Peter Rowan was just a young bluegrass boy when he caught the attention of Bill Monroe, who made him an actual Blue Grass Boy in 1963, or maybe ’64. Rowan isn’t certain exactly when he became the band’s guitarist and lead singer, but the moment Monroe introduced him to fellow icon Carter Stanley is etched in his memory just as indelibly as the inked entry in his 1966 diary. Within a few months, Stanley would be gone, but the impact he and his brother, Ralph, had on Rowan – and the world – would grow even stronger. He acknowledges their influence, and finally gives the story of that meeting a definitive telling, with his new Rebel Records album, Carter Stanley’s Eyes.
The album pays respects to bluegrass’s most famous brothers with two songs penned by each; others, such as the traditional Hills of Roane County and the Carter Family’s Will You Miss Me, were Stanley Brothers staples. Even the album’s opener, Rowan’s own Drumbeats on the Watchtower nods to Ralph, who retitled it from Wild Geese Cry Again when he recorded it. Rowan didn’t mind. In fact, he was ecstatic when Stanley told him he’d cut it. “To me, that was real fulfilment, to be covered by one of the masters,” Rowan says.

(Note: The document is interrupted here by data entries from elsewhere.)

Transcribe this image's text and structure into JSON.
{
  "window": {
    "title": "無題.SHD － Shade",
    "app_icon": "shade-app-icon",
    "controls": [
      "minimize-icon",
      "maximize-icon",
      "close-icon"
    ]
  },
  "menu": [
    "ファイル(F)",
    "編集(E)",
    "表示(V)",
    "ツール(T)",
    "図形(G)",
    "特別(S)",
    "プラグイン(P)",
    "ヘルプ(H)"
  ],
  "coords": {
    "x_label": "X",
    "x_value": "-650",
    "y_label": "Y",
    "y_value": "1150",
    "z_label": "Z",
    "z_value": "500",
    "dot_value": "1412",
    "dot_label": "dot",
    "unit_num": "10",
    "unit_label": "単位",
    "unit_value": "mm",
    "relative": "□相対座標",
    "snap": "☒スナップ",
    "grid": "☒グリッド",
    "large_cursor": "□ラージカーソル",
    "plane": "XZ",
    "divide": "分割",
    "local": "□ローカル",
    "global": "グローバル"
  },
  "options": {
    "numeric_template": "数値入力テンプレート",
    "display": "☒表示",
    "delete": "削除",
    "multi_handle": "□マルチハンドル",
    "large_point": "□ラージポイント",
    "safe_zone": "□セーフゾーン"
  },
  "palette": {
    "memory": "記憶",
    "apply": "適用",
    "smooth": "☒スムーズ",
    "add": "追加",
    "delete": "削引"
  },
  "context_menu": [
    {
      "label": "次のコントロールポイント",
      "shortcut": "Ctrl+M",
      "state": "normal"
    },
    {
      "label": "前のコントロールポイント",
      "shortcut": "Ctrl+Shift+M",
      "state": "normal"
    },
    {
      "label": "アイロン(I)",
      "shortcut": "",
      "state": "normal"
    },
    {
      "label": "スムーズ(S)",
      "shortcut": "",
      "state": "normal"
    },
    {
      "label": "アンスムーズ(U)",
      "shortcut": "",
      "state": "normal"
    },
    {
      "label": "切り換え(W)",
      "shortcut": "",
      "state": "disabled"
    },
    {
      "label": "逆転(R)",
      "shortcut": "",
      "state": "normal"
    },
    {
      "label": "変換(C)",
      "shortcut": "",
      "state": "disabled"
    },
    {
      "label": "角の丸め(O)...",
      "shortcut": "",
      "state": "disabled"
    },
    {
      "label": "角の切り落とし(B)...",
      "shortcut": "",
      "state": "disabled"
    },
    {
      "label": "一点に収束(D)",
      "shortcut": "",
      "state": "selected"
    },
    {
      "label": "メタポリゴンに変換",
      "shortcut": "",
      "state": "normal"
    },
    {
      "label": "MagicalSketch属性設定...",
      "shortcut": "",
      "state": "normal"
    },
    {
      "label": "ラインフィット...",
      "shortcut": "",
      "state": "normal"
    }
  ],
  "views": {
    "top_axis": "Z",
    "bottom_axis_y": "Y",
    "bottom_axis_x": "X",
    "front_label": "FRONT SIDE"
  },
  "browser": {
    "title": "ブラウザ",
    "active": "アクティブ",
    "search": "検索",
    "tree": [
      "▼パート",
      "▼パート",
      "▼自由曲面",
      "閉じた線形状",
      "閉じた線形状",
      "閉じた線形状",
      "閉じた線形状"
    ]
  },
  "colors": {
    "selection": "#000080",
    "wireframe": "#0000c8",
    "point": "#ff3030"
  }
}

Already, the album has garnered some of the highest accolades of Rowan’s career:
Peter Rowan’s dedication to preserving the authenticity of archival bluegrass has been a lifelong pursuit. And while he’s managed to break down boundaries and take it into other realms, his essential interest in staying true to the American music legacy has always been the critical arc in his explorations. That said, none of his albums can match the pure, unfettered devotion that’s so evident in the absorbing and evocative Carter Stanley’s Eyes – Relix.
Rowan does this in an unassuming manner that is uncommon these days when so many folks think they have to ‘jazz’ things up. The centrepiece is his original, the title tune that recounts his first meeting with Carter Stanley. It is stunning in its simplicity, a matter-of-factness that belies what we now know was Rowan’s future. This is the bluegrass album for people who think they don’t like bluegrass – No Depression.
The guy who gave us Panama Red, Midnight, Moonlight and many others still knows how to write a great song, work up a storm and deliver music that must surely earn continued appreciation. Carter Stanley’s Eyes is one of those releases that just could end up on the receiving end of a Grammy nomination. A true delight in every way – Elmore Magazine.
To me, the importance of the music is in the songs. It’s about the poetic material. Bluegrass is part of a literary tradition, a poetic tradition. …this album is not a tribute to the Stanley Brothers; it’s an honouring of them, and of my roots – Peter Rowan
This album maps the path Rowan followed from the Stanley’s musical roads to his own. Along the way, he visits Monroe Can’t You Hear Me Calling, the Louvin Brothers A Tiny Broken Heart and Lead Belly Alabama Bound, whose presence reinforces both his and Monroe’s blues influences.
Rowan produced the album and gathered several luminaries to join him on the journey. These include lead guitarist Jack Lawrence, of Doc Watson’s band; mandolinist/vocalist Don Rigsby, whose 2010 album, Doctor’s Orders: A Tribute to Ralph Stanley, features Stanley and alums of his Clinch Mountain Boys; guitarist/vocalist Tim O’Brien (Bluegrass Dukes, Hot Rize); percussionist Jamie Oldaker (Eric Clapton); and banjoist/guitarist/vocalist Patrick Sauber (seen in the film A Mighty Wind). They’re joined by Rowan’s Bluegrass Band mates: Blaine Sprouse on fiddle and vocals, Chris Henry on mandolin and vocals and Paul Knight on acoustic bass.
Together, they do indeed honour their forbears, staying faithful to tradition instead of going for what Rowan calls the “razzle-dazzle” of progressive bluegrass or jamgrass.